In 1964, I built the second foundry studio in Morgan Hill and developed equipment to handle more expansive lost wax bronze casting, larger sand casting and positive displacement casting of aluminum. This allowed expansion of my artistic investigations. From this period, 1964-1968, come the large aluminum disk/medalions, cast aluminum mechanical sculptures, refined planar studies and the #300 Folded Plane Series cast in bronze.

In the academic year of 1968-1969, I started teaching full time at Cabrillo College in Aptos, California and moved my foundry studio to Corralitos. After my Chinese/Japanese exhibit of 1978, which showed a marked response to study of Asian art history in preparation for a return trip to Japan and Korea, I commenced work on the Hardware Series. It continued to be my primary focus for over fifteen years. Though during this same period, the 300 Folded Plane Series (#307,308,311,312) began in 1968 and kept building.

All the pieces in the Hardware Series present the observer with implied function, interchangeability of parts and all use a basic shackle form. These reflect, I'm sure, my experiences working with farm machinery in my teenage years, experiences working in a steel mill, and time spent while in the U.S. Navy, on the San Francisco Bay with crash boats, small craft, crane barges and two years on a cargo ship in the Pacific Theater working deck machinery and cargo booms. My intention with this group of works was to produce pieces which look real, seem plausible, even look familiar - to come as close to accepted reality as possible. But these pieces are not real, at least not in the sense of actually functioning; they are made of wax and cast in bronze. They are all illusion. I am attempting to involve the viewer in a game - that somehow if you just look long enough at these pieces, you'll remember their use or how they worked. These sculptures are unique, they are one of a kind pieces. There are no reproduction molds except as indicated in editions, and the basic shackle form which is replicated in order to make the series consistent within itself.

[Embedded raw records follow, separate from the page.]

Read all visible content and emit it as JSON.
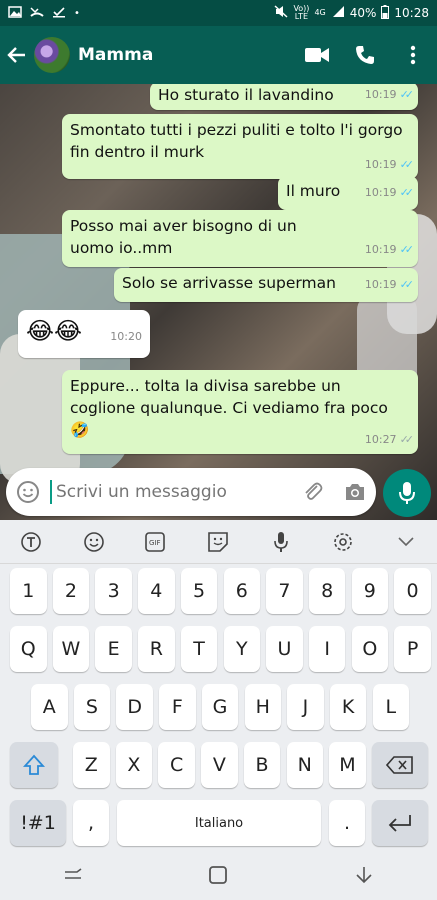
{
  "statusbar": {
    "left_icons": [
      "image-icon",
      "missed-call-icon",
      "check-icon",
      "dot-icon"
    ],
    "volte_top": "Vo))",
    "volte_bottom": "LTE",
    "network": "4G",
    "battery": "40%",
    "time": "10:28"
  },
  "header": {
    "contact_name": "Mamma"
  },
  "messages": [
    {
      "text": "Ho sturato il lavandino",
      "time": "10:19",
      "dir": "out",
      "status": "read"
    },
    {
      "text": "Smontato tutti i pezzi puliti e tolto l'i gorgo fin dentro il murk",
      "time": "10:19",
      "dir": "out",
      "status": "read"
    },
    {
      "text": "Il muro",
      "time": "10:19",
      "dir": "out",
      "status": "read"
    },
    {
      "text": "Posso mai aver bisogno di un uomo io..mm",
      "time": "10:19",
      "dir": "out",
      "status": "read"
    },
    {
      "text": "Solo se arrivasse superman",
      "time": "10:19",
      "dir": "out",
      "status": "read"
    },
    {
      "text": "😂😂",
      "time": "10:20",
      "dir": "in"
    },
    {
      "text": "Eppure... tolta la divisa sarebbe un coglione qualunque. Ci vediamo fra poco 🤣",
      "time": "10:27",
      "dir": "out",
      "status": "delivered"
    }
  ],
  "input": {
    "placeholder": "Scrivi un messaggio"
  },
  "keyboard": {
    "row_numbers": [
      "1",
      "2",
      "3",
      "4",
      "5",
      "6",
      "7",
      "8",
      "9",
      "0"
    ],
    "row_q": [
      "Q",
      "W",
      "E",
      "R",
      "T",
      "Y",
      "U",
      "I",
      "O",
      "P"
    ],
    "row_a": [
      "A",
      "S",
      "D",
      "F",
      "G",
      "H",
      "J",
      "K",
      "L"
    ],
    "row_z": [
      "Z",
      "X",
      "C",
      "V",
      "B",
      "N",
      "M"
    ],
    "symbols_key": "!#1",
    "comma_key": ",",
    "space_label": "Italiano",
    "period_key": "."
  },
  "colors": {
    "header": "#075e54",
    "statusbar": "#054d44",
    "outgoing_bubble": "#dcf8c6",
    "incoming_bubble": "#ffffff",
    "read_ticks": "#4fc3f7",
    "mic_button": "#00897b"
  }
}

Next came the Italian Suite, which continues to today. This is a large group of pieces directly related to a trip to Itay in 1986. Here the shackle becomes more of a metaphor connecting itself to particular places and concepts. Italy in its quiet and seductive manner changed me forever. As a young art student I had studied art history and in my personal life I had always loved grand opera, expecially the Italian works. But all of this was one step removed, I just hadn't realized it. When I arrived in Italy it was like coming home. All of a sudden, I was walking through art history on a daily basis. I was able to spend days in museums and churches communing with my heros in art, -Michelangelo, Bernini, Fra Angeico, among others. I could hear Verdi coming out of the earth and was even able to visit his birth place and his farm. While dining one evening in Spoleto, my wife and I were told by the waiter of an opera performance. We rushed over to the wonderful old opera house, in time to enjoy a delightful Donezetti opera. While we stayed in Pietrasanta, days were spent exploring marble quarries above Carara and visiting local stone working studios. Pietrasanta is a city primarily dedicated to the making of sculpture. It is alive with the activities and interactions of Italian and foreign sculptors.

When I returned to my studio in California, my sculpture needed to expand in scope. There was now a need for more intense color, additional materials and a lightness of spirit. So the shackle was employed in connecting marble, granite, plexiglass, perforated aluminum plate, stainless steel, large nuts and bolts were utilized to assist the illusion. Places, artists, humor, whimsy, great flights of fancy were all included.